L'ONG dit avoir recueilli « les témoignages éprouvants de témoins » laissant penser que « les autorités iraniennes, presque immédiatement après avoir massacré des centaines de personnes (...) ont mis en œuvre une répression à grande échelle conçue pour inspirer à tous la peur de parler ouvertement de ce qui s'est passé. »

« Aujourd’hui, on est dans une véritable vague d’arrestations, c’est-à-dire plus de 7 000 personnes qui auraient été arrêtées, les centres de détention sont surchargés. Une grande partie des personnes qui ont été arrêtées sont totalement coupées de leurs avocats, de leurs familles », indique Anne-Sophie Simpère, chargée de plaidoyer libertés à Amnesty France.

Difficile de connaître le sort des manifestants arrêtés

La contestation avait éclaté le 15 novembre dès l'annonce d'une forte hausse du prix de l'essence, en pleine crise économique, et avait touché une centaine de villes. Les autorités ont dit avoir ramené l'ordre en quelques jours. Ceci au prix d'une « horrible tuerie », avait dénoncé Amnesty début décembre.

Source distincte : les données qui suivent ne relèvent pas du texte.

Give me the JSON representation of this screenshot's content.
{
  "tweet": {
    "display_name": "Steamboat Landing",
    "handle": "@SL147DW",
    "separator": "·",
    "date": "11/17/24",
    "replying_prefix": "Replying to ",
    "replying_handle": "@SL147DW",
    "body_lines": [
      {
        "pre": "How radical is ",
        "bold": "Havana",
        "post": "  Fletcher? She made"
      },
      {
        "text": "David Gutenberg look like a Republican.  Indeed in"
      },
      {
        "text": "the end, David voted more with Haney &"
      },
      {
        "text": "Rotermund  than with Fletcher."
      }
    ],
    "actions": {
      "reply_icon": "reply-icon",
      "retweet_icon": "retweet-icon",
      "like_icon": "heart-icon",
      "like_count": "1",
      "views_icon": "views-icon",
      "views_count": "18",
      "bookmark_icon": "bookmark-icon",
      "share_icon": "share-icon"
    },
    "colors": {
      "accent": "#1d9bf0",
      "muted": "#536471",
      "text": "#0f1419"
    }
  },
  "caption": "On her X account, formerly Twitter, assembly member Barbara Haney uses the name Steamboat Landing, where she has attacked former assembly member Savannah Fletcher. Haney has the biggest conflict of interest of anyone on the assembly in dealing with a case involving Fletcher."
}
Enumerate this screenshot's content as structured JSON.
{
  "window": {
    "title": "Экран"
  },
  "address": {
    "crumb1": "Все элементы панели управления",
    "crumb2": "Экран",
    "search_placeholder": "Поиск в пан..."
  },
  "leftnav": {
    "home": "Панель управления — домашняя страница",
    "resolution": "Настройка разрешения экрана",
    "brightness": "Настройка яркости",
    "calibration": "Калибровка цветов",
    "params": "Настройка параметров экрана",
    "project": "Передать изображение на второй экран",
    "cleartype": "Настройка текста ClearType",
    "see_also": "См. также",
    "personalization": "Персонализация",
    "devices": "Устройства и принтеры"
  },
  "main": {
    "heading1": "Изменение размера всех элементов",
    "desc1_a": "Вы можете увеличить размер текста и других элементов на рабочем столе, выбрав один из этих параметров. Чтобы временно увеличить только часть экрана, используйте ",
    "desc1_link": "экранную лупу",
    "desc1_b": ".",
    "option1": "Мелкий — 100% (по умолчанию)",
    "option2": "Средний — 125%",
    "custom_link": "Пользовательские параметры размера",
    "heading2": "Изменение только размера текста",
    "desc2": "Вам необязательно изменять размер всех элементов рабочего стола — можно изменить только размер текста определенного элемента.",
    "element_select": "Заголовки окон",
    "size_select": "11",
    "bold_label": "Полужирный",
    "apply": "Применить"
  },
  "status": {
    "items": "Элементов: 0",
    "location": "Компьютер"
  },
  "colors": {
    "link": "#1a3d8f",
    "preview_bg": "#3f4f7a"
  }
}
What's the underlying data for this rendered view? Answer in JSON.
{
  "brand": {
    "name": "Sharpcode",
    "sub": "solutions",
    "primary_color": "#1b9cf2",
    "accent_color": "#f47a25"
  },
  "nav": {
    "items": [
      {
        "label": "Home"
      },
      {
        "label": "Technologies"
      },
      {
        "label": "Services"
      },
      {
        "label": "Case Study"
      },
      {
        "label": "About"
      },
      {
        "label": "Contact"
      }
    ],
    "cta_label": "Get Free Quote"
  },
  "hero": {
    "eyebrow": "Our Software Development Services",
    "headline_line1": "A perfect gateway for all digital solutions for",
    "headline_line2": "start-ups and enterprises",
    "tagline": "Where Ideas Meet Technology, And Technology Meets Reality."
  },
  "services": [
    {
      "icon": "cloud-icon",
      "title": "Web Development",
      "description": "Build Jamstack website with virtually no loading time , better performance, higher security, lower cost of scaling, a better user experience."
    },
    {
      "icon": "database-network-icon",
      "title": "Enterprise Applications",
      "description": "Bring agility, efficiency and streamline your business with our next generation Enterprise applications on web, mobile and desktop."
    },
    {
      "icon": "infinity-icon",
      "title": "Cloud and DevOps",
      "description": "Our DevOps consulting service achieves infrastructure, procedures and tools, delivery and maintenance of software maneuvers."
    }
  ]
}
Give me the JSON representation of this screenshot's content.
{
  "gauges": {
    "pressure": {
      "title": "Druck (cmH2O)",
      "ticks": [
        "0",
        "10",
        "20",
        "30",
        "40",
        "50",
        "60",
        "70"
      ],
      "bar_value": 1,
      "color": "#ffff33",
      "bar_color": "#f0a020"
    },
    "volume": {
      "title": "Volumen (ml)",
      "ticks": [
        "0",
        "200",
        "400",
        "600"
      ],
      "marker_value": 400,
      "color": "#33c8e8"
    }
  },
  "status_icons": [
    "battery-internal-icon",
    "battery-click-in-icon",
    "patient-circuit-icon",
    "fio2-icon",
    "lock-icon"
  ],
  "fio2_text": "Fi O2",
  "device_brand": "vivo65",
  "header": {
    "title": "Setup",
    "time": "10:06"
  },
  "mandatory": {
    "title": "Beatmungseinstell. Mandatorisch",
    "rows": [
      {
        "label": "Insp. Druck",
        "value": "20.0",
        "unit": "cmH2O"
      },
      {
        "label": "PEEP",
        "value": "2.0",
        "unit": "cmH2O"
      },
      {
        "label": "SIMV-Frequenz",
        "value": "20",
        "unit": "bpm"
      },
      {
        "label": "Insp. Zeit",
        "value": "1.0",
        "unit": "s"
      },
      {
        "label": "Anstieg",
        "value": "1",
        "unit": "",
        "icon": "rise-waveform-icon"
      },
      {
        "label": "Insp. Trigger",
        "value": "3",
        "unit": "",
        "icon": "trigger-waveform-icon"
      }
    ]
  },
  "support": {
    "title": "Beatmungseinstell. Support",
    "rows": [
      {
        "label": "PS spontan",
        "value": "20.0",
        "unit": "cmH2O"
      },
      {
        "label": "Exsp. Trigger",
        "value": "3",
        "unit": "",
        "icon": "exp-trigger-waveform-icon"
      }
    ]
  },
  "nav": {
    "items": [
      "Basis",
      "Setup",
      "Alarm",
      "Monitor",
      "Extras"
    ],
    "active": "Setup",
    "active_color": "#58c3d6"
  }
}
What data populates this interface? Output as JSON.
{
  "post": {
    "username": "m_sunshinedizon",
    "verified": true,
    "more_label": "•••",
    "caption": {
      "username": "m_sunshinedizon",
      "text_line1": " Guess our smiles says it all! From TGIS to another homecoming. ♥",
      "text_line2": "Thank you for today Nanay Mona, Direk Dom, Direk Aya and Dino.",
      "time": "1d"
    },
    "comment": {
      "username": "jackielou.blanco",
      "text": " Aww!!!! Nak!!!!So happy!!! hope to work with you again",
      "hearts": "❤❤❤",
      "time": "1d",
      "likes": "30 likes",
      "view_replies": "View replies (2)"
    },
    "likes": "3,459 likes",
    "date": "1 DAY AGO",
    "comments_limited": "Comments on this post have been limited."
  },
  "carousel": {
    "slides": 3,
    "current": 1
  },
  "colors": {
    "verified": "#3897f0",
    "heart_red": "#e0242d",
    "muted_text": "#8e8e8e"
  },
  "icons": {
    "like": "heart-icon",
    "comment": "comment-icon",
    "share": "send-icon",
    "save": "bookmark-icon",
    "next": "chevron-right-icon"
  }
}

« Il est extrêmement difficile de savoir ce qui est en train de leur arriver, poursuit Anne-Sophie Simpère, d’Anmesty International. Ce qui est inquiétant puisque l’Iran a un passif sur l’utilisation de la torture, des aveux, des confessions forcées, et autres traitements inhumains et dégradants. C’est pour ça qu’on est extrêmement inquiets de la situation actuellement. »

Jusqu'à présent, les autorités iraniennes n'ont confirmé que cinq décès : quatre membres des forces de l'ordre tués par des « émeutiers » et un civil. Annoncée début décembre par le gouvernement, la publication d'un bilan officiel sur la base des chiffres de l'institut médico-légal national se fait toujours attendre.

« Aujourd’hui, on demande à la communauté internationale, aux Nations unies, de faire pression, qu’il y ait des défenseurs des droits mandatés qui puissent visiter les lieux de détention, les hôpitaux, pour vérifier ce qui est en train de se passer dans le pays », conclut la représentante de l’ONG.